Dottor Gaetano Perrini
Dottor Gaetano Perrini

Buongiorno signora , grazie per le belle parole anche da parte dei miei colleghi e dalla redazione.
Lo scollamento del polo inferiore del sacco può essere conseguenza di una attività contrattile uterina oppure di una inserzione placentare bassa. Gli esiti generalmente sono favorevoli e non portano a conseguenze negative per il proseguimento della gravidanza.

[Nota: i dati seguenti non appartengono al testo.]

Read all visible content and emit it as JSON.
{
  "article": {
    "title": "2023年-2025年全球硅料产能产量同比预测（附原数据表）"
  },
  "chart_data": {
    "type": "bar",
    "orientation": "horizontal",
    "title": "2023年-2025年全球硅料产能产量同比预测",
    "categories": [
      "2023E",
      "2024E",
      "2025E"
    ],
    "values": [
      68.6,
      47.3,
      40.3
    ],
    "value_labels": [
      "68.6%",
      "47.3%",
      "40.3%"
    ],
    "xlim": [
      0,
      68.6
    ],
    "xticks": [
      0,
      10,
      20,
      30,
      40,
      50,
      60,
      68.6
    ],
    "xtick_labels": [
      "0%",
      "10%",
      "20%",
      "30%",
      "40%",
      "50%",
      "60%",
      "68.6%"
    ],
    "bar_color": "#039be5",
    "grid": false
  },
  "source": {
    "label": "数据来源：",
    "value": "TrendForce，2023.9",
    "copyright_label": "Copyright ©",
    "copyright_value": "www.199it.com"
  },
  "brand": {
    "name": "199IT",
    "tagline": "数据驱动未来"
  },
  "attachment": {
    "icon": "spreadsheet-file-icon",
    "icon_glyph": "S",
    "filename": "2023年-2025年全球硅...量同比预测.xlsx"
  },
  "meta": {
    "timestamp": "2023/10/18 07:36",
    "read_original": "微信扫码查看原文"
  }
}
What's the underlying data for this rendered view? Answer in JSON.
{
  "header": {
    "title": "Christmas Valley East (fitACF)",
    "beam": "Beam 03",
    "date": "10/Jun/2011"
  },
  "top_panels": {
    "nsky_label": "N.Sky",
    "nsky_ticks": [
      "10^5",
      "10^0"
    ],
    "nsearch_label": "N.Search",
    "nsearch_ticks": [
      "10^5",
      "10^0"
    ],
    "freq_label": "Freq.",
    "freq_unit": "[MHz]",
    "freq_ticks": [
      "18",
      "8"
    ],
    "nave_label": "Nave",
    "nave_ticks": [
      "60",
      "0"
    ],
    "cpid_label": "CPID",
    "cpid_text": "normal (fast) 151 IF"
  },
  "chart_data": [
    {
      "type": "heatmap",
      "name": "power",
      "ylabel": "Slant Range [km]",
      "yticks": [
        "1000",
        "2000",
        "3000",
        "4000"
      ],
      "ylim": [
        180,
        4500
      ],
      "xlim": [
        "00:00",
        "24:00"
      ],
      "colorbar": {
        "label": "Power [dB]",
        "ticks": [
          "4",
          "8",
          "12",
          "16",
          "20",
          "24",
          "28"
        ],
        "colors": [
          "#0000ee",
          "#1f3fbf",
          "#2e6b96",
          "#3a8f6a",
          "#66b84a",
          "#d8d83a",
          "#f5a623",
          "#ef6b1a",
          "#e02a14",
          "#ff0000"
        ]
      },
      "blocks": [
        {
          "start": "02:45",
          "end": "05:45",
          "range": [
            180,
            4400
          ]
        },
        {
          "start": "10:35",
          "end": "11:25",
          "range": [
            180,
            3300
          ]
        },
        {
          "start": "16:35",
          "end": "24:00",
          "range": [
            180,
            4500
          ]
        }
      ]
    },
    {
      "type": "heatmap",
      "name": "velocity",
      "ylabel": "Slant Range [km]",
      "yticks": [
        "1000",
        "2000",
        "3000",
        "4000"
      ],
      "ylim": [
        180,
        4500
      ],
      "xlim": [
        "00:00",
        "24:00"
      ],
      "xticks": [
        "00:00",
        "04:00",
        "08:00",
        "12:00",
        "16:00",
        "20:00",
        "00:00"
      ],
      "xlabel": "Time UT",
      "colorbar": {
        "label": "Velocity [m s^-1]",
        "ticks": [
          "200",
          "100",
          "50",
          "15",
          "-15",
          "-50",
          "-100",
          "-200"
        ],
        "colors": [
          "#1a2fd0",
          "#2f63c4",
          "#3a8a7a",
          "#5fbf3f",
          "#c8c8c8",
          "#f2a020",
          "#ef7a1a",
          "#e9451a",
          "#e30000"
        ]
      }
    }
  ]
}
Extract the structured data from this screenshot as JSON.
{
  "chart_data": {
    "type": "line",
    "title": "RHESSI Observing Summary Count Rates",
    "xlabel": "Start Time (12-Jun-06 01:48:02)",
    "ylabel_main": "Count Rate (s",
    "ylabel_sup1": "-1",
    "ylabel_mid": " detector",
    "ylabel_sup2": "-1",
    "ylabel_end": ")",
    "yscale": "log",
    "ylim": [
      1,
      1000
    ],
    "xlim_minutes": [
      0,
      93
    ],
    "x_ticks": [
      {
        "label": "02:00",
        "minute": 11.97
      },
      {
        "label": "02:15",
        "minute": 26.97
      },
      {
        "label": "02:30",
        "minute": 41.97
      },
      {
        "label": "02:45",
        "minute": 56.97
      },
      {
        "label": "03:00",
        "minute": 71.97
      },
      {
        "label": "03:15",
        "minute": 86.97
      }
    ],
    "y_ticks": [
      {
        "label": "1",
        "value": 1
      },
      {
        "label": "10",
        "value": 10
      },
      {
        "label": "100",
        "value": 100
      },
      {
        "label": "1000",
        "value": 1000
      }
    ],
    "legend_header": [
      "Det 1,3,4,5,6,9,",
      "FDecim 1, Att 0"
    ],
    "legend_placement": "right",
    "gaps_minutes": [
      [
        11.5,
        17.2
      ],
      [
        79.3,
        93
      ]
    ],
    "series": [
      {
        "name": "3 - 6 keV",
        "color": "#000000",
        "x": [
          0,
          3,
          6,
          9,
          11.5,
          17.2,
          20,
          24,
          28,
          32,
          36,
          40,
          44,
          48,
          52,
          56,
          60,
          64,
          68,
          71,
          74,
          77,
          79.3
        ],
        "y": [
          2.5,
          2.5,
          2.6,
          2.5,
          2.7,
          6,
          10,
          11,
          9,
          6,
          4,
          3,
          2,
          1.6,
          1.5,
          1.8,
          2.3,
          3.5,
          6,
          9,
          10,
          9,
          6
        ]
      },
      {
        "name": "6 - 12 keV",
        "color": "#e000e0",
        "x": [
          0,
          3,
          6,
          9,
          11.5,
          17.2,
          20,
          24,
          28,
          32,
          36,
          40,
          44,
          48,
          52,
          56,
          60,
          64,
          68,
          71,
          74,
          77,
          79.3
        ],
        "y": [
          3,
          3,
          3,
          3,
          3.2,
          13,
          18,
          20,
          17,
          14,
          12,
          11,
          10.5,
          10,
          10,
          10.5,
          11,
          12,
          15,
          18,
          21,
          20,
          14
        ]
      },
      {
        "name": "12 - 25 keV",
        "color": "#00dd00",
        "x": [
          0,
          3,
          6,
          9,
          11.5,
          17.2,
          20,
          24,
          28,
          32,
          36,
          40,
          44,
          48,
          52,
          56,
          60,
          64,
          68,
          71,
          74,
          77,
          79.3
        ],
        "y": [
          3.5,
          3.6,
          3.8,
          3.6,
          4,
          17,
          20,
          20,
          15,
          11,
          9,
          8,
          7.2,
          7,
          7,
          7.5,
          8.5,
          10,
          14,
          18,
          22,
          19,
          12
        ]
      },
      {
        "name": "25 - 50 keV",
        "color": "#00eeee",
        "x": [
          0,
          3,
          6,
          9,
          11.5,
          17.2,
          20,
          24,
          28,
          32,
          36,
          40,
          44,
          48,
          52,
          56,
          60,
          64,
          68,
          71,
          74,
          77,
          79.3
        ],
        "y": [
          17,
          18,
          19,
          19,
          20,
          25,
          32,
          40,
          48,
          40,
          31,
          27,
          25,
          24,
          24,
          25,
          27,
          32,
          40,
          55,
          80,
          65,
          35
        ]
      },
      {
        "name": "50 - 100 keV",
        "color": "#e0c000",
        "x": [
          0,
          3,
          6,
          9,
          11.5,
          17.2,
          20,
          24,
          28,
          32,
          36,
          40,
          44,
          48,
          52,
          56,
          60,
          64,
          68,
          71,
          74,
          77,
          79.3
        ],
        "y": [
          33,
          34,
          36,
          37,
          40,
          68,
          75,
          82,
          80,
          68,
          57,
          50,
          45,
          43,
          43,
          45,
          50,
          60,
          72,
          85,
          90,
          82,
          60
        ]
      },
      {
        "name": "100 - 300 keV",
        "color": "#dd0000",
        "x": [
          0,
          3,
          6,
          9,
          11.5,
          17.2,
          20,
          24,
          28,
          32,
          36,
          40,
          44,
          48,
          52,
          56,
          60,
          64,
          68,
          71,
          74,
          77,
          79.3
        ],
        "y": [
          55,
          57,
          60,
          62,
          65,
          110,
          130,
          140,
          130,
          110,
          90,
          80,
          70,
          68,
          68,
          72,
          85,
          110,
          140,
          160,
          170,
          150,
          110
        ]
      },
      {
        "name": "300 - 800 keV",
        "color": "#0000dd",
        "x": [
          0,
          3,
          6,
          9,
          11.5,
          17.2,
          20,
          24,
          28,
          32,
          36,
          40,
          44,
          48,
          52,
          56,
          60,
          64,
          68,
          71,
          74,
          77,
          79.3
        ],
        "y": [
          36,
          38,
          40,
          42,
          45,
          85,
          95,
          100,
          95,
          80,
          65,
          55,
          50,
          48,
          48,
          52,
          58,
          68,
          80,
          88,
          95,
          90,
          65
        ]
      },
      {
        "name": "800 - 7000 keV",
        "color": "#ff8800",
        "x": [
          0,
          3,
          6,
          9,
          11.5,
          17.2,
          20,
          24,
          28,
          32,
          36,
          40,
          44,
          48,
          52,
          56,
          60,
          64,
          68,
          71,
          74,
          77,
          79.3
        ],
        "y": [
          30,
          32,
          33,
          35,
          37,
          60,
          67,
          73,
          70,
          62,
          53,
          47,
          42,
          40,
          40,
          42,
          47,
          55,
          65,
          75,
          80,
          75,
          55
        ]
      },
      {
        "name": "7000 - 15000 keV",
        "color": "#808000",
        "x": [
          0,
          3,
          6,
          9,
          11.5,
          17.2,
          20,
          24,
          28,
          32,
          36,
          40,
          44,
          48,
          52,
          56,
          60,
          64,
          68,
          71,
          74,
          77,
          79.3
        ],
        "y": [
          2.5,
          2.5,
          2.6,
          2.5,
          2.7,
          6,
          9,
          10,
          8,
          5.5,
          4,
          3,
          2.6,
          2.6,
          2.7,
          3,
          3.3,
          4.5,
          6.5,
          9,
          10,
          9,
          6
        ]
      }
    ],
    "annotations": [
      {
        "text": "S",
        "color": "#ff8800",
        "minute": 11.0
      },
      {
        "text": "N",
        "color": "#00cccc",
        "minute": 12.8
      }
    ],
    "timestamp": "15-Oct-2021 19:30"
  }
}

Naturalmente il controllo successivo con monitoraggio della evoluzione potrà meglio tranquillizzarla. Suggerisco di effettuare tampone vaginale e una urocoltura per
escludere che la causa di questa ipercontrattilità dell’utero sia di natura infettiva, ossia dovuta alla presenza di germi patogeni. Si confronti per questo con la sua ginecologa. Per quanto riguarda le cure che le sono state prescritte, le continui fino a quando le è stato indicato: nessuno più di chi la sta seguendo (che conosce la situazione perché ha modo di valutarla “dal vivo”) può dirle cosa è opportuno fare. Nessun medico, da remoto, può invece interferire sui suggerimenti del Curante. Cerchi anche, se possibile, di scacciare i brutti pensieri: so benissimo che è facile a dirsi, molto meno a farsi, tuttavia tenga presente che preoccuparsi troppo non è utile ai fini del buon andamento della gravidanza e, in più, le impedisce di godere di questo periodo che, più avanti, quando abbraccerà suo figlio (o figlia) rimarrà nella sua memoria come uno tra i più belli della vita. Mi tenga aggiornato, se lo desidera. Cari saluti.